Bullets zipped down the hall, so close that I could have reached out a hand and touched them. The skinwalker flung itself to one side, a golden-furred blur, and rebounded off the wall toward the gunman, its form changing. Then it leapt into the air, flipping its body as it did, and suddenly a spider the size of a subcompact car was racing along the ceiling toward the security guy.

At that point, he impressed me again. He turned and ran, sprinting around a corner with the skinwalker coming hard behind.
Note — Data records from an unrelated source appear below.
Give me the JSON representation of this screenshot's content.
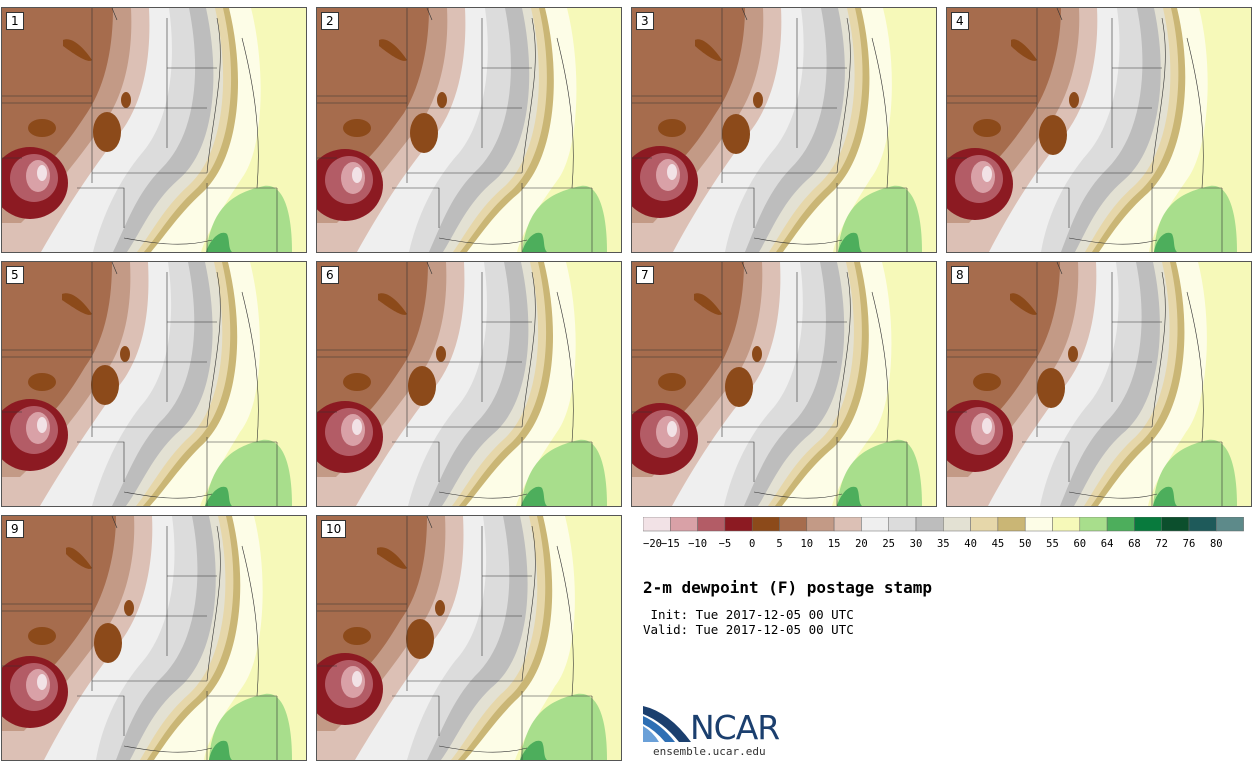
{
  "title": "2-m dewpoint (F) postage stamp",
  "init_text": " Init: Tue 2017-12-05 00 UTC",
  "valid_text": "Valid: Tue 2017-12-05 00 UTC",
  "logo": {
    "word": "NCAR",
    "url": "ensemble.ucar.edu"
  },
  "panels": [
    "1",
    "2",
    "3",
    "4",
    "5",
    "6",
    "7",
    "8",
    "9",
    "10"
  ],
  "colorbar": {
    "colors": [
      "#f2e2e6",
      "#d9a1a7",
      "#b35c66",
      "#8c1a22",
      "#8c4a1a",
      "#a66c4d",
      "#c39a86",
      "#dcc0b5",
      "#efefef",
      "#dcdcdc",
      "#bdbdbd",
      "#e3e1d3",
      "#e6d7aa",
      "#cab675",
      "#fdfde7",
      "#f6f9b9",
      "#a8de8c",
      "#4dae5c",
      "#087a3d",
      "#0c4f2d",
      "#1e5a5a",
      "#5d8a8a"
    ],
    "labels": [
      "-20",
      "-15",
      "-10",
      "-5",
      "0",
      "5",
      "10",
      "15",
      "20",
      "25",
      "30",
      "35",
      "40",
      "45",
      "50",
      "55",
      "60",
      "64",
      "68",
      "72",
      "76",
      "80"
    ]
  }
}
“Now!” someone called, as the skinwalker reached the intersection of the two hallways, and a sudden howl of thunder filled the hallways with noise and light. Bullets ripped into the floor, the wall, and the ceiling, coming from some point out of sight around the corner, filling the air with splinters of shattered hardwood.

The skinwalker let out a deafening caterwaul of pain and boundless fury. The gunfire reached a thunderous, frantic crescendo.

Then men began screaming.

I tried to push myself to my feet, but someone had set the hallway on tumble dry, and I fell down again. I kept trying. Whoever had made the hall start acting like a Laundromat dryer had to run out of quarters eventually. By using the wall, I managed to make it to my knees.

I heard a soft sound behind me. I turned my head blearily toward the source of the noise and saw three pale, lithe forms drop silently from the floors above through the hole that the skinwalker had made. The first was Lara Raith. She’d torn her skirt up one side, almost all the way to her hip, and when she landed in a silent crouch, she looked cold and feral and dangerous with her sword in one hand and her machine pistol in the other.

The other two women were vampires as well, their pale skin shining with eerie beauty, their eyes glittering like polished silver coins—the sisters Justine had mentioned, I presumed. I guess I’d arrived in the middle of the night, vampire time, and gotten some people out of bed. The first sister wore nothing but weapons and silver body piercings, which gleamed on one eyebrow, one nostril, her lower lip, and her nipples. Her dark hair had been cropped close to her head except for where her bangs fell to veil one of her eyes, and she carried a pair of wavy-bladed swords like Lara’s.